PROLOGUE
SHE REACHED UP TO PULL down the rear door of the minivan. It slammed shut with a determined, decisive thud. The back of the vehicle was stacked high with moving boxes, but not so high as to obscure her vision for the drive south that would take her and her daughter to a new life, a new beginning.
She carefully placed one last box—the one full of things she most treasured, each carefully wrapped—inside on the front passenger seat. It had to be kept close, safe, and within reach, not in the back with everything else.
She ran her hand over the lid. This one last box held a baby book, yearbooks, family photos—and an old moss green velvet-covered book that was her great-great-great-grandmother’s diary.
Amelia Westland, age thirteen years
Glade Mills
Butler County, Pennsylvania
July 5, 1875
Oh, such a glorious day. On this, my thirteenth birthday, Mother and Father presented me with this perfect blank diary with the most lovely green velvet cover, acknowledging how much writing and observing means to me.
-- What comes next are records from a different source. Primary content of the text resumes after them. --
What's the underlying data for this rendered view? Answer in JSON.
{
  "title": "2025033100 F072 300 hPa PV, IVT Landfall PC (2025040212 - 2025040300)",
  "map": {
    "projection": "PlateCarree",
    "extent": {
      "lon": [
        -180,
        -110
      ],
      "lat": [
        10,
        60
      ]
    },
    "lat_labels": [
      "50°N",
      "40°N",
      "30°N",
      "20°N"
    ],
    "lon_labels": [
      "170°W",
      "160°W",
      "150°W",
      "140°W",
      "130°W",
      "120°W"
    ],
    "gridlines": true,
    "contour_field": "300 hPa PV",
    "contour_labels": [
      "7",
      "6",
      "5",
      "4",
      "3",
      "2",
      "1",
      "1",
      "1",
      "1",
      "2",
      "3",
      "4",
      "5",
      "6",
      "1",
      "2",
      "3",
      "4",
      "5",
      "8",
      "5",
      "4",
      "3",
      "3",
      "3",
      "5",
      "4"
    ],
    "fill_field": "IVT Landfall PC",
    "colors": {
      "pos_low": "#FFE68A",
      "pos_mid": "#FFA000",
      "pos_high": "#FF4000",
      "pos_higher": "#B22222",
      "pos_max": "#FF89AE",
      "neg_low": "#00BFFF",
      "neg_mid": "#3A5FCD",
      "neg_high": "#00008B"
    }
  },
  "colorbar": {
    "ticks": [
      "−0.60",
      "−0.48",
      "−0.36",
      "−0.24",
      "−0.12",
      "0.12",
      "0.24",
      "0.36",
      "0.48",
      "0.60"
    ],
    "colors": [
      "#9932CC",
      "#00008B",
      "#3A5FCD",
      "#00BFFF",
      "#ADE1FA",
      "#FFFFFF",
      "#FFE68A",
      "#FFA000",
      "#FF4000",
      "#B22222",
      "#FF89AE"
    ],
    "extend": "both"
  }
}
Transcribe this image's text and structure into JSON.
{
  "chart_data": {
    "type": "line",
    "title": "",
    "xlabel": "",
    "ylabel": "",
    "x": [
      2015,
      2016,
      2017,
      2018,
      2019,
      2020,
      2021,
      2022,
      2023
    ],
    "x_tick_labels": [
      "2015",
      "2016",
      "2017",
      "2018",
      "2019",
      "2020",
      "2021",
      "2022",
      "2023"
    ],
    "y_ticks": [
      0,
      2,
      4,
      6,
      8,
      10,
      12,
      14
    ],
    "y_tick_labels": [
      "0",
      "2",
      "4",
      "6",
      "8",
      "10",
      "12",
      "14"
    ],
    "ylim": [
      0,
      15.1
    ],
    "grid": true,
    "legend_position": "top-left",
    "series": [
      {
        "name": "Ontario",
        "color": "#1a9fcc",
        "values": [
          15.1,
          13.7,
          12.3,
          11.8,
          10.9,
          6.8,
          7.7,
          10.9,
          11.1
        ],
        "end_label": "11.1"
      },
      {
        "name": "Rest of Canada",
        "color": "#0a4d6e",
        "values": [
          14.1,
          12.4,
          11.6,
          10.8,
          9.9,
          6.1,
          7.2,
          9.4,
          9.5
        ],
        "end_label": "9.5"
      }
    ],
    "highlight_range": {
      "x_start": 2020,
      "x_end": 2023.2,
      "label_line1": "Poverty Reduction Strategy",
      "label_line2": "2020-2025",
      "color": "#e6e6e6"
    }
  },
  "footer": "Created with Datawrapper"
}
I have pledged to them to keep record of my life, so upon reflection many years hence, I shall see the hidden hand of God, His works visible and evident in my days and weeks and years. I shall copy Scriptures that I am hiding in my heart, that I might not sin against our Lord. I now commence doing so.
Father has voiced that this harvest will be the best ever. Corn, wheat, sorghum are all poised to bring abundant yields. Even our vegetable garden behind the house is overflowing. Mother and I will have much to do this fall, putting up for the winter. She has purchased four additional cartons of a new type of Mason jar.
I will trust God and live my life as Reverend Wilcox urges, as a servant, humble, waiting on His command. Father claims that, if I continue to devote myself to learning, and if God wills, my future has no limits—like the sunset over our farm here in Glade Mills, wide and forever. I dream of becoming a schoolteacher. Dare I indulge such a hope?
For I know the thoughts that I think toward you, saith the LORD,
thoughts of peace, and not of evil, to give you an expected end.